What Bethlehem Really Looked Like In The Bible

The modern city of Bethlehem is located on the West Bank — a historically disputed territory at the center of the Israel-Palestine conflict. Despite being at war for many years, the region has a rich history that can be traced to the Bible, in which Bethlehem is regarded as a holy city and the birthplace of Jesus, per Learn Religions. Because of these claims, the area is the site of annual pilgrimages from millions of Christians around the world, and today it is a Palestinian city with over 20,000 residents, Vox reports. Like every present-day city, Bethlehem offers fast-food restaurants, museums, and historical places like the Mar Saba Monastery (pictured above), which is an ancient structure built in A.D. 5.

There are countless references to Bethlehem in the Bible. And while what it looks like today might be unrecognizable from how it was described in the religious text, you don't need to use your imagination — there are several parts of the Bible that detail what the city might have looked like centuries ago.

Biblical Bethlehem

In ancient times, Bethlehem was known as Ephratah, as well as Bet Lehem, Bethlehem Ephrathah, and Bethlehem-Judah, via Britannica. In one of the very first mentions of it in the Bible — Genesis 35, verse 19 — it is named as the burial ground of a woman named Rachel, which remains there today, RTE reports. It is also mentioned as the birthplace of David, who eventually became the king of Israel.

Bethlehem is south of the city of Jerusalem and is described as a hilly and mountainous area that sits high above sea level, per Learn Religions. There was also a gate to the city, which played a key role in an event that is referenced in 2 Samuel 23, verse 16, when Bethlehem sees military occupation: "The three mighty warriors broke through the Philistine lines, drew water from the well near the gate of Bethlehem and carried it back to David."

This particular well is mentioned again in 1 Chronicles 11, verse 17: "David longed, and said, 'Oh that one would give me water to drink from the well of Bethlehem, which is by the gate!'" The continued reference of the well suggests that Bethlehem was not an area with an easily accessible water supply.

Typical buildings in ancient Bethlehem

The city of Bethlehem was also built up by Rehoboam — the king of Judah (modern-day Israel). In 2 Chronicles 11, verses 5-12, the Bible says that he fortified Bethlehem and other surrounding areas, and is responsible for the fruitful land that surrounds the city. He also built fortresses and had them guarded — some which are still standing today (via Bible Places).

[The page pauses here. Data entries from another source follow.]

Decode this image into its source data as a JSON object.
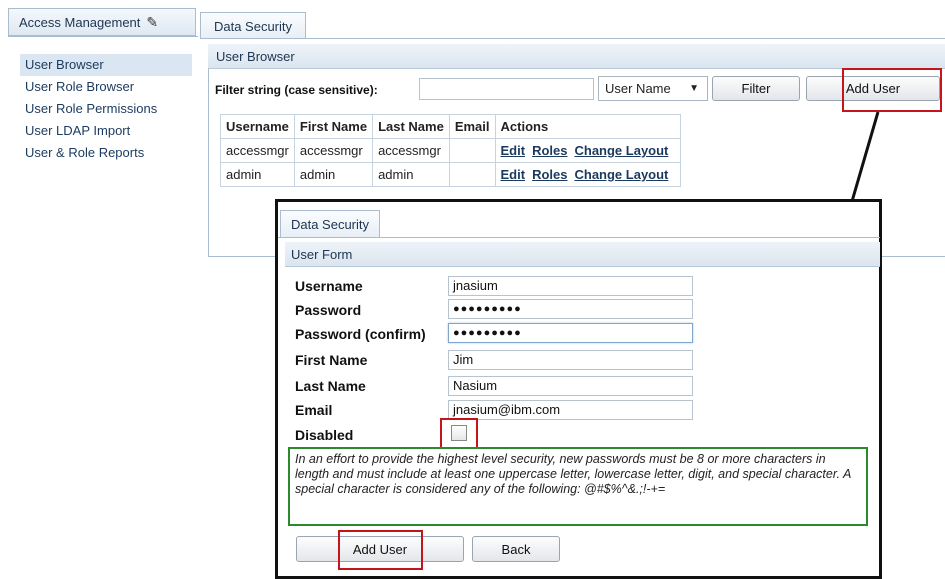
{
  "sidebar": {
    "tab_label": "Access Management",
    "items": [
      {
        "label": "User Browser",
        "active": true
      },
      {
        "label": "User Role Browser"
      },
      {
        "label": "User Role Permissions"
      },
      {
        "label": "User LDAP Import"
      },
      {
        "label": "User & Role Reports"
      }
    ]
  },
  "main": {
    "tab_label": "Data Security",
    "panel_title": "User Browser",
    "filter": {
      "label": "Filter string (case sensitive):",
      "value": "",
      "select_value": "User Name",
      "filter_button": "Filter",
      "add_user_button": "Add User"
    },
    "table": {
      "headers": [
        "Username",
        "First Name",
        "Last Name",
        "Email",
        "Actions"
      ],
      "rows": [
        {
          "username": "accessmgr",
          "first": "accessmgr",
          "last": "accessmgr",
          "email": "",
          "actions": [
            "Edit",
            "Roles",
            "Change Layout"
          ]
        },
        {
          "username": "admin",
          "first": "admin",
          "last": "admin",
          "email": "",
          "actions": [
            "Edit",
            "Roles",
            "Change Layout"
          ]
        }
      ]
    }
  },
  "dialog": {
    "tab_label": "Data Security",
    "form_title": "User Form",
    "fields": {
      "username": {
        "label": "Username",
        "value": "jnasium"
      },
      "password": {
        "label": "Password",
        "value": "●●●●●●●●●"
      },
      "password_confirm": {
        "label": "Password (confirm)",
        "value": "●●●●●●●●●"
      },
      "first_name": {
        "label": "First Name",
        "value": "Jim"
      },
      "last_name": {
        "label": "Last Name",
        "value": "Nasium"
      },
      "email": {
        "label": "Email",
        "value": "jnasium@ibm.com"
      },
      "disabled": {
        "label": "Disabled",
        "checked": false
      }
    },
    "notice": "In an effort to provide the highest level security, new passwords must be 8 or more characters in length and must include at least one uppercase letter, lowercase letter, digit, and special character. A special character is considered any of the following: @#$%^&.;!-+=",
    "add_button": "Add User",
    "back_button": "Back"
  },
  "icons": {
    "edit": "pencil-icon",
    "dropdown": "chevron-down-icon",
    "arrow": "pointer-arrow"
  },
  "colors": {
    "highlight_red": "#c4151c",
    "notice_green": "#2b8a2b",
    "header_blue": "#dbe5ef",
    "link_blue": "#1b3a5e"
  }
}
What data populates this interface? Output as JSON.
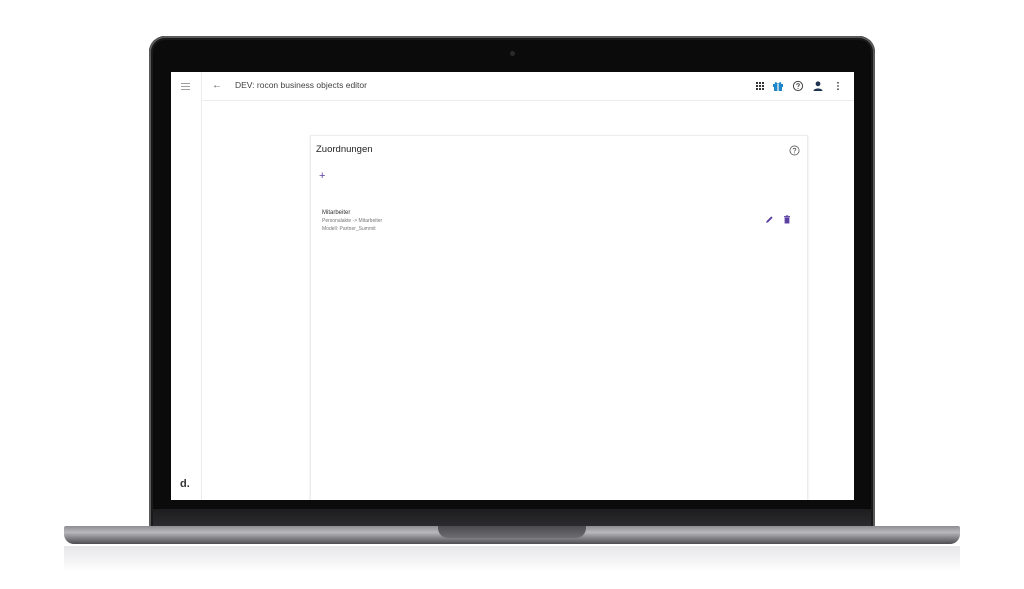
{
  "app": {
    "title": "DEV: rocon business objects editor",
    "brand": "d."
  },
  "page": {
    "heading": "Zuordnungen",
    "add_label": "+"
  },
  "assignments": [
    {
      "title": "Mitarbeiter",
      "mapping": "Personalakte -> Mitarbeiter",
      "model": "Modell: Partner_Summit"
    }
  ],
  "colors": {
    "accent": "#5b3fa3",
    "apps_icon": "#333333",
    "gift_icon": "#1e88c9",
    "account_icon": "#1f3350"
  },
  "icons": {
    "menu": "hamburger-icon",
    "back": "arrow-left-icon",
    "apps": "grid-icon",
    "news": "gift-icon",
    "help": "question-icon",
    "account": "person-icon",
    "more": "more-vert-icon",
    "edit": "pencil-icon",
    "delete": "trash-icon"
  }
}
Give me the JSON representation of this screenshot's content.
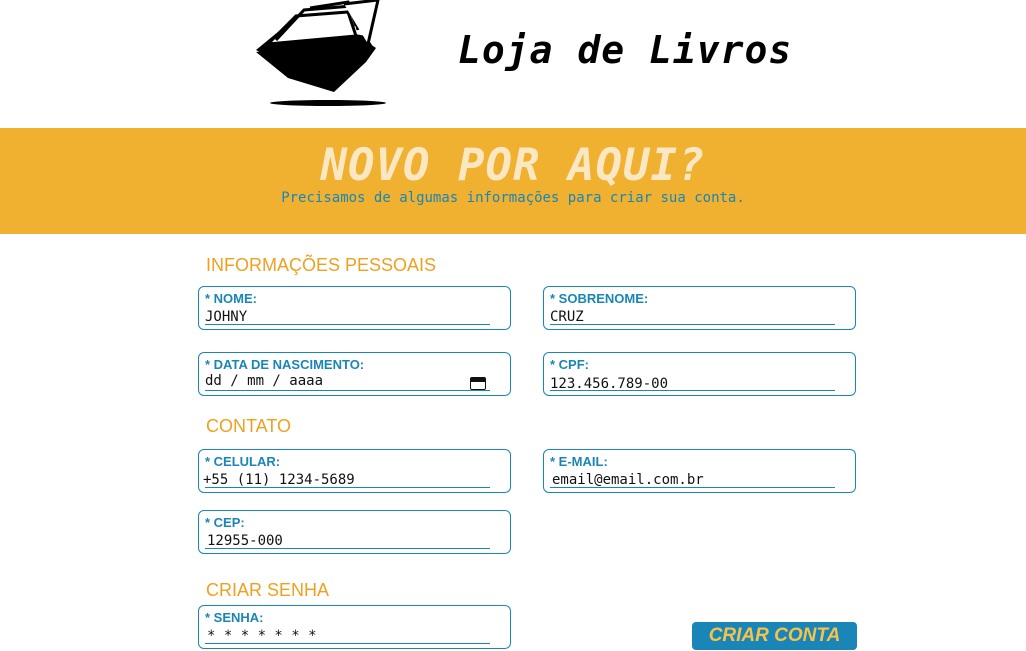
{
  "header": {
    "title": "Loja de Livros"
  },
  "banner": {
    "title": "NOVO POR AQUI?",
    "subtitle": "Precisamos de algumas informações para criar sua conta."
  },
  "sections": {
    "personal": "INFORMAÇÕES PESSOAIS",
    "contact": "CONTATO",
    "password": "CRIAR SENHA"
  },
  "fields": {
    "nome": {
      "label": "* NOME:",
      "value": "JOHNY"
    },
    "sobrenome": {
      "label": "* SOBRENOME:",
      "value": "CRUZ"
    },
    "nascimento": {
      "label": "* DATA DE NASCIMENTO:",
      "value": "dd / mm / aaaa"
    },
    "cpf": {
      "label": "* CPF:",
      "value": "123.456.789-00"
    },
    "celular": {
      "label": "* CELULAR:",
      "value": "+55 (11) 1234-5689"
    },
    "email": {
      "label": "* E-MAIL:",
      "value": "email@email.com.br"
    },
    "cep": {
      "label": "* CEP:",
      "value": "12955-000"
    },
    "senha": {
      "label": "* SENHA:",
      "value": "* * * * * * *"
    }
  },
  "submit": {
    "label": "CRIAR CONTA"
  },
  "colors": {
    "accent": "#f0b030",
    "primary": "#1a86b7",
    "banner_title": "#fbe7c2"
  },
  "icons": {
    "logo": "open-book-icon",
    "calendar": "calendar-icon"
  }
}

Another common belief is that because many housing structures were situated in front of caves, Jesus was likely born in one. Indeed, this appears to be supported by Luke 2, verse 7. After giving birth, it says Mary has to wrap baby Jesus due to a lack of room where they were located: "And she gave birth to her firstborn, a son. She wrapped him in cloths and placed him in a manger, because there was no guest room available for them."

Based on what we already know about the early architecture in the years before and after Jesus was born, we know that palaces, religious temples, fortresses, and bathhouses were common structures in Bethlehem. Modern infrastructure — like paved roads — didn't exist, and most houses were built with stone and constructed with the idea that they would be places for sleeping, cooking, and keeping warm (via Bible History).